Só que não entendiam que não há tranquilidade no fim e que esse fim virá criativamente para cada indivíduo na terra, para uns cedo demais, para outros muito tarde e na esmagadora maioria das vezes seria uma incógnita. A garota sabia que precisaria tentar, ao invés de permanecer esperando o momento em que descansaria em seu casarão/caixão.
Conseguiu após algum tempo partir para a montanha, seu universo predileto no mundo, e sentiu que ao fazer a escolha que se deseja, independente da opinião dos outros, é libertador.

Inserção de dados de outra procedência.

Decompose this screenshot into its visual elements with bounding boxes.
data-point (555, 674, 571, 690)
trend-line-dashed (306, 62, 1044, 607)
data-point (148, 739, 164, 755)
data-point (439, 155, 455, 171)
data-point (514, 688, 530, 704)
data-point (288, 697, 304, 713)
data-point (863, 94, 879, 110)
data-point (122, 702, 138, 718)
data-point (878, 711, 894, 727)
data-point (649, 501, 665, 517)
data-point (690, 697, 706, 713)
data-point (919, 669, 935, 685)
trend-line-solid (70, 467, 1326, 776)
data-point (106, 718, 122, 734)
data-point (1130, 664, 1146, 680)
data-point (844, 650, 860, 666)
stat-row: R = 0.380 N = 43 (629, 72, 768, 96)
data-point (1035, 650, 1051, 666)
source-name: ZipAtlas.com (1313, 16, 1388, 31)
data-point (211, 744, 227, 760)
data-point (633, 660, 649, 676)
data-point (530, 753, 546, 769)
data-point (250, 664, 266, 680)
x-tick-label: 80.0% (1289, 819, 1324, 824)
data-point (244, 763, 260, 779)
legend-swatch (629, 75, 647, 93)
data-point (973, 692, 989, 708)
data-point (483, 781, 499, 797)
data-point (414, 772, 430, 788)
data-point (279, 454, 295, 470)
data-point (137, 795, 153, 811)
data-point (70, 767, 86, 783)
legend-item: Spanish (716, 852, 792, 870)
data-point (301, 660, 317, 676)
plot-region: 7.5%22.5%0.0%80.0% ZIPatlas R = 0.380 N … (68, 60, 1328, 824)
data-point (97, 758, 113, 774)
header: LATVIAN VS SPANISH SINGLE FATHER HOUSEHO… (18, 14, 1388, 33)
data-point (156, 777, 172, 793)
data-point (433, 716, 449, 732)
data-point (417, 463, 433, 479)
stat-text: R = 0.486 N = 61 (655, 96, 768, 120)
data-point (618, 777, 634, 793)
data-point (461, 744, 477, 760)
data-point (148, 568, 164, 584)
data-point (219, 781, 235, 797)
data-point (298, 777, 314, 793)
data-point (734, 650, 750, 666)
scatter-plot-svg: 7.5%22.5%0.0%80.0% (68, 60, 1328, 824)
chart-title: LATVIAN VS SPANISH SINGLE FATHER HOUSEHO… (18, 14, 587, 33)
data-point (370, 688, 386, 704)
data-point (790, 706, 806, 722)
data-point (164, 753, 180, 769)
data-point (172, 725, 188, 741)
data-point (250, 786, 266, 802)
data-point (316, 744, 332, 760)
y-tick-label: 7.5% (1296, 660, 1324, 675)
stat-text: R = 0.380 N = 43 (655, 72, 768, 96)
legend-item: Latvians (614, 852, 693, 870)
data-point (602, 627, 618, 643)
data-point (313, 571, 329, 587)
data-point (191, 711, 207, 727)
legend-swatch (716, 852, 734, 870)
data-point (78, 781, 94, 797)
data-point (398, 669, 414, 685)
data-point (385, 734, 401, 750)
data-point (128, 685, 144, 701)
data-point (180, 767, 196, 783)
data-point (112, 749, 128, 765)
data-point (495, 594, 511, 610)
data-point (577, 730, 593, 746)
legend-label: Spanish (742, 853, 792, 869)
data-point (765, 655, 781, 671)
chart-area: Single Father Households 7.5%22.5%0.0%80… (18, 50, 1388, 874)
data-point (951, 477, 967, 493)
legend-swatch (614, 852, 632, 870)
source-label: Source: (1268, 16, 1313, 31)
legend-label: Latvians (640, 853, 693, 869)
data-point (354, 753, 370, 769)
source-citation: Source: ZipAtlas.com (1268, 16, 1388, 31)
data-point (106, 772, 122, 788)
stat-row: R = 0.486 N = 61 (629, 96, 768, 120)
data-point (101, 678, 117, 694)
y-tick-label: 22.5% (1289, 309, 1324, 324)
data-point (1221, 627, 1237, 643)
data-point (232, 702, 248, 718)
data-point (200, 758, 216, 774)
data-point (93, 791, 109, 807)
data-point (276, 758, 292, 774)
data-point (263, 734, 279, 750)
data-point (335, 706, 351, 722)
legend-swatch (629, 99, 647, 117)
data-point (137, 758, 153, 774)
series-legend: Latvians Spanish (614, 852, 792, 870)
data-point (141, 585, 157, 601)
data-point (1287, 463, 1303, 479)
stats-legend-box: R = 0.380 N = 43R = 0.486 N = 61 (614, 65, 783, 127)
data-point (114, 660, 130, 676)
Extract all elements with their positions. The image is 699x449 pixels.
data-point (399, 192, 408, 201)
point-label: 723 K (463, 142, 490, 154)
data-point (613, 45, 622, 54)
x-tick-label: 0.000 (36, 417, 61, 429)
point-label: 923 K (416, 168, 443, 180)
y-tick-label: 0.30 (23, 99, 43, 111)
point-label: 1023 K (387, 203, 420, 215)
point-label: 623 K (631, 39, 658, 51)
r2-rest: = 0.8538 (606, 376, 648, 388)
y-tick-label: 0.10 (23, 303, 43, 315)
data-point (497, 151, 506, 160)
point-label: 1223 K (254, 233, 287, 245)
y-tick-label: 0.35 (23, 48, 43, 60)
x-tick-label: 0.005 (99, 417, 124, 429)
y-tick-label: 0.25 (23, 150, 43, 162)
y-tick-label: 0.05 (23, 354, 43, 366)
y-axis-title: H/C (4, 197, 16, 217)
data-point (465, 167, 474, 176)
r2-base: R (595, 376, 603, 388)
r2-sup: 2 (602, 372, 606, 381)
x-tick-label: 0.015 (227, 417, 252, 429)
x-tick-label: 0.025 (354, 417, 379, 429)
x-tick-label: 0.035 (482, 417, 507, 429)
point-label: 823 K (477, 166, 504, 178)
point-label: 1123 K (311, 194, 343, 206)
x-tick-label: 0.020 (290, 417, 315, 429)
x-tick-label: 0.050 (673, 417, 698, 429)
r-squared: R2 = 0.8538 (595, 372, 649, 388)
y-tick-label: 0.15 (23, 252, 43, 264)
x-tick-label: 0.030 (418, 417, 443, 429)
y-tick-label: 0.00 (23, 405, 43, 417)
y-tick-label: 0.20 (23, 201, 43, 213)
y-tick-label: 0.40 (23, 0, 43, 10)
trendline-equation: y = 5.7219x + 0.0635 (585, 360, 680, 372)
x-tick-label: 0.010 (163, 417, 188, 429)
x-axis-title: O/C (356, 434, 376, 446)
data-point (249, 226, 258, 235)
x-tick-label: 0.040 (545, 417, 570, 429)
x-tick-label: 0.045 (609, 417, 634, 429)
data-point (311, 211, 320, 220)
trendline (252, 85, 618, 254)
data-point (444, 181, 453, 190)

E o fim veio para todos como anunciado: para os que estavam em suas casas, para os que estavam sentados no sofá, para os que trabalhavam, para aqueles que só usavam perfumes bons em festas especiais, para o menino que escreveu o texto, para aqueles que prometiam que era a última dose, para os que se achavam velhos, para os que se achavam feios, para os que não acreditavam em si mesmos e resolveram desistir de suas escolhas, para o rapaz apaixonado que não insistiu no romance por puro orgulho, para a mulher que só se envolvia por dinheiro, pro pai que abandonou o seu filho, para os internados nos hospitais, para os "bons", para os "maus"...
E também para a garota, que estava sentada na montanha de olhos fechados, no exato momento que a bomba explodiu. O fim alcançou a todos, os felizes e infelizes seres viventes desta terra, e nunca, nunca mais estes poderiam retornar ao ponto anterior disto, estava de fato tudo acabado.
Alguns diriam que suas vidas foram vividas da melhor e mais completa forma possível, mas infelizmente nem todos podiam dizer o mesmo.
O mundo inteiro se esvai (em um segundo e bruscamente), quando nós, platéia única e individual do mundo inteiro, nos vamos. Você carrega e é, o seu/nosso mundo inteiro.